Abrams is widely considered to be one of the most skilled and savvy political leaders in the state legislature and hopes to replace term-limited Gov. Nathan Deal (R), who has served since 2011.

Photo credit: staceyabrams.com

But it won’t be easy: No Democrat has won statewide office in Georgia since 2006, and just 11 black women have ever been elected to statewide positions nationwide.

“Pray for me and work with me,” Abrams told about 100 supporters who braved persistent swarms of gnats to help her kick off her campaign at a barbecue at Chehaw Park in Albany, a small city about three hours south of Atlanta. “I want government to work everyday, for everyone.”

Photo by Dorothy Kozlowski

Abrams, a Yale-trained lawyer and business executive who writes romance novels on the side, has an army of supporters across the country eager to prove Democrats can win if the party puts its energy into expanding its base among the increasingly diverse state population rather than fretting over white swing voters.

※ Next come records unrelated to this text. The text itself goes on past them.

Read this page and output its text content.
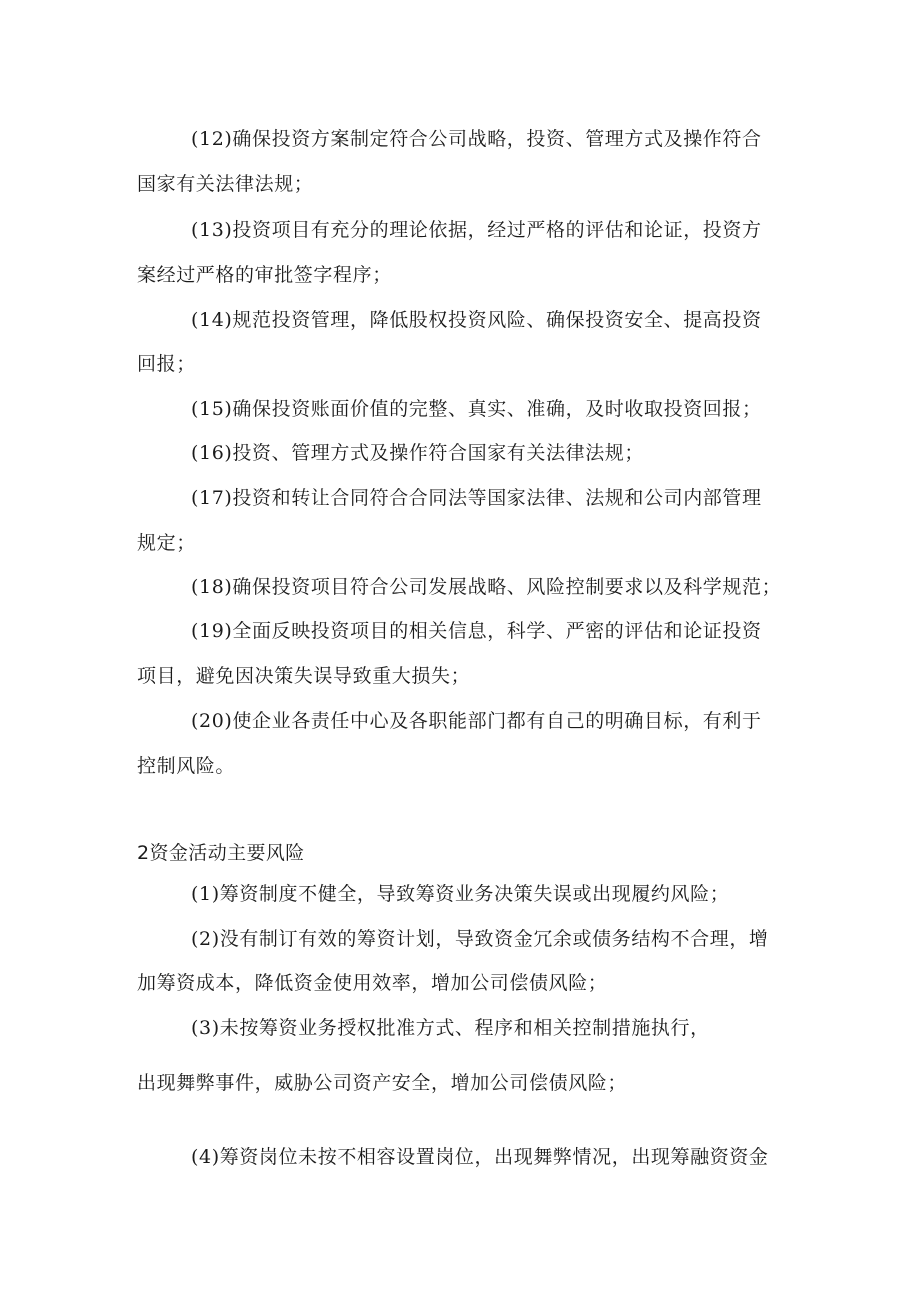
(12)确保投资方案制定符合公司战略，投资、管理方式及操作符合
国家有关法律法规；
(13)投资项目有充分的理论依据，经过严格的评估和论证，投资方
案经过严格的审批签字程序；
(14)规范投资管理，降低股权投资风险、确保投资安全、提高投资
回报；
(15)确保投资账面价值的完整、真实、准确，及时收取投资回报；
(16)投资、管理方式及操作符合国家有关法律法规；
(17)投资和转让合同符合合同法等国家法律、法规和公司内部管理
规定；
(18)确保投资项目符合公司发展战略、风险控制要求以及科学规范；
(19)全面反映投资项目的相关信息，科学、严密的评估和论证投资
项目，避免因决策失误导致重大损失；
(20)使企业各责任中心及各职能部门都有自己的明确目标，有利于
控制风险。
2资金活动主要风险
(1)筹资制度不健全，导致筹资业务决策失误或出现履约风险；
(2)没有制订有效的筹资计划，导致资金冗余或债务结构不合理，增
加筹资成本，降低资金使用效率，增加公司偿债风险；
(3)未按筹资业务授权批准方式、程序和相关控制措施执行，
出现舞弊事件，威胁公司资产安全，增加公司偿债风险；
(4)筹资岗位未按不相容设置岗位，出现舞弊情况，出现筹融资资金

Photo credit: The Augusta Chronicle

That is what Abrams has tried to do as founder of an organization that says it has registered 200,000 new voters in Georgia — along with her work in the state’s House, often while cooperating with Republicans on key legislation and policies — has made her popular with progressives who say the party should rebuild and strengthen the coalition that elected and reelected President Barack Obama.

Photo credit: MyAJC.com

The rapidly changing complexion of the South, which has seen the percentages of African Americans, Hispanics and Asian Americans increase, creates the potential for a political makeover. Abrams and other progressive political activists of color believe new voters will want candidates who look more like them.